KCHA-FM
- Charles City, Iowa; United States;
- Broadcast area: Charles City, Iowa Floyd County, Iowa
- Frequency: 95.9 MHz
- Branding: 95-9 KCHA

Programming
- Format: Variety
- Affiliations: ABC News Radio Compass Media Networks Radio Iowa Brownfield Farm Network Cyclone Radio Network

Ownership
- Owner: Achen Becker Media, LLC; (Achen Becker Media, LLC);
- Sister stations: KCFI, KCHA (AM), KCZE, KLKK-FM, KSMA-FM, KIOW, KHAM, KCVM, KCNZ, KMCH

History
- First air date: 1971
- Former frequencies: 104.9 MHz (1971–1976)
- Call sign meaning: K-CHArles City

Technical information
- Licensing authority: FCC
- Facility ID: 41100
- Class: A
- ERP: 6,000 watts
- HAAT: 91 meters

Links
- Public license information: Public file; LMS;
- Webcast: 95-9 Listen Live
- Website: kchanews.com

= KCHA-FM =

Radio station in Charles City, Iowa

KCHA-FM (95.9 MHz) is a Full Service formatted broadcast radio station licensed to Charles City, Iowa, serving Charles City and Floyd County, Iowa. As of spring 2026, KCHA is owned and operated by Achen Becker, LLC.

== History ==
KCHA was launched in 1971 on 104.9 MHz.
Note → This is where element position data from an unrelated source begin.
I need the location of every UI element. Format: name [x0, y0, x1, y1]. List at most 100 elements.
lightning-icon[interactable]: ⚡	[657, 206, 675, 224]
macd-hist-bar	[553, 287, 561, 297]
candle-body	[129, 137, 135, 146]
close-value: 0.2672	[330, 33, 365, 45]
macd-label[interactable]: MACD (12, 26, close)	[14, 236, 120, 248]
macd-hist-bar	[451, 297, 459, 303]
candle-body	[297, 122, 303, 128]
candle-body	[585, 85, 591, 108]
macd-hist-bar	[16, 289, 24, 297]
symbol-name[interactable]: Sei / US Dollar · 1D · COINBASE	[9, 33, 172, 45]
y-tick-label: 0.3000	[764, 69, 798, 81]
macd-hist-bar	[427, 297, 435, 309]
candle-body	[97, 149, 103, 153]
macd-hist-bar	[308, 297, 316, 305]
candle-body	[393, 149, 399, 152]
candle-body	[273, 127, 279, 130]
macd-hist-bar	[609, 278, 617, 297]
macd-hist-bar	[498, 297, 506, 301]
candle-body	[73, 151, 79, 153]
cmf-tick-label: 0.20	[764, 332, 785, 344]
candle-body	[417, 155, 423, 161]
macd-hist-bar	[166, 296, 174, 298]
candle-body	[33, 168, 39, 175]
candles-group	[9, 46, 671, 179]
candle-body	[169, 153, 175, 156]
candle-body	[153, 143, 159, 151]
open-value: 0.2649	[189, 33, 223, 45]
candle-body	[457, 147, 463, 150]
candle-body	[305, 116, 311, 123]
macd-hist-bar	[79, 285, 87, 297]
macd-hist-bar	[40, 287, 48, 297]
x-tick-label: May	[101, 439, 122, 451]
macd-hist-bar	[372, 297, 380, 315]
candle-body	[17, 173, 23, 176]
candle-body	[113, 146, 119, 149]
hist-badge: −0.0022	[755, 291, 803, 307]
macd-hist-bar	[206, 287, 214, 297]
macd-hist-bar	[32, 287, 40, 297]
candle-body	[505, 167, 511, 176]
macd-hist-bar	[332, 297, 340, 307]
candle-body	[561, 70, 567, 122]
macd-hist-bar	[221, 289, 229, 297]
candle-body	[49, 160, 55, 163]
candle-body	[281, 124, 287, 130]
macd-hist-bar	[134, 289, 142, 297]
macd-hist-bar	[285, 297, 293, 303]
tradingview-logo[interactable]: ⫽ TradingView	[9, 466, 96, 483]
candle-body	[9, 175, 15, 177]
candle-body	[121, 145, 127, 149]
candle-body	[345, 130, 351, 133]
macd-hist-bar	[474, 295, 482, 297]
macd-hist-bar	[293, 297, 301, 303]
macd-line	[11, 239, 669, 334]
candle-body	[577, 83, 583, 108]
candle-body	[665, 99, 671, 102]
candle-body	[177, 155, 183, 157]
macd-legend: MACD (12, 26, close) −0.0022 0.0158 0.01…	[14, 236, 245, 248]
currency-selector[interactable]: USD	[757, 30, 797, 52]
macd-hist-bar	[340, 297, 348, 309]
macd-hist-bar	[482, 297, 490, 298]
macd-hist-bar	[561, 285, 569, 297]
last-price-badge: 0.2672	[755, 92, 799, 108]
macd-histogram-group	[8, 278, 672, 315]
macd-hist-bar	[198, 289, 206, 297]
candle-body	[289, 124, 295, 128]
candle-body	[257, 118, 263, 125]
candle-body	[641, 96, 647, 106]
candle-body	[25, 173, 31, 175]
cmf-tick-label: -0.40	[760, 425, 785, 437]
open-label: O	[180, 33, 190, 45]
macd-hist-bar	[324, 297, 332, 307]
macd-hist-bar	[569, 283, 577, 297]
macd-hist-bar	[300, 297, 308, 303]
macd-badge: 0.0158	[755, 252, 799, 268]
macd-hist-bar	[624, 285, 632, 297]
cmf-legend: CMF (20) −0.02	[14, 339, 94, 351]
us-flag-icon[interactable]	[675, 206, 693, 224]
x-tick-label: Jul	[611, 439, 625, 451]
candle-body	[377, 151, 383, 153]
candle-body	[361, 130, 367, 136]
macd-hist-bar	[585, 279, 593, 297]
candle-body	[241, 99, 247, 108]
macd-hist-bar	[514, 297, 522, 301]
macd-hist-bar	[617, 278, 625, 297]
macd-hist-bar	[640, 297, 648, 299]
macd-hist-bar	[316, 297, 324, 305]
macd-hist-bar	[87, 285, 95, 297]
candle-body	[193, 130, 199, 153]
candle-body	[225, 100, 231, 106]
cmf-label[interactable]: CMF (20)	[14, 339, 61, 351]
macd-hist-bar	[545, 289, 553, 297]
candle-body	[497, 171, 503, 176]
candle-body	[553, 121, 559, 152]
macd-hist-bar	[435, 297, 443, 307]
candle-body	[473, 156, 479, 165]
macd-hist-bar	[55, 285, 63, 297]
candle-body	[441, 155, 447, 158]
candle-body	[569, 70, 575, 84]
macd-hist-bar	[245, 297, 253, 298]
The station was required to move to 95.9 in 1976 as a result of an FCC docket to allow additional radio stations in the region.

== Transmission Location ==
The KCHA tower and transmitter is located at the end of Stony Point Road in Charles City, IA.

== Broadcast Signal ==
KCHA's broadcast signal can be heard from Mason City to Decorah and from Austin, MN to Waterloo, IA.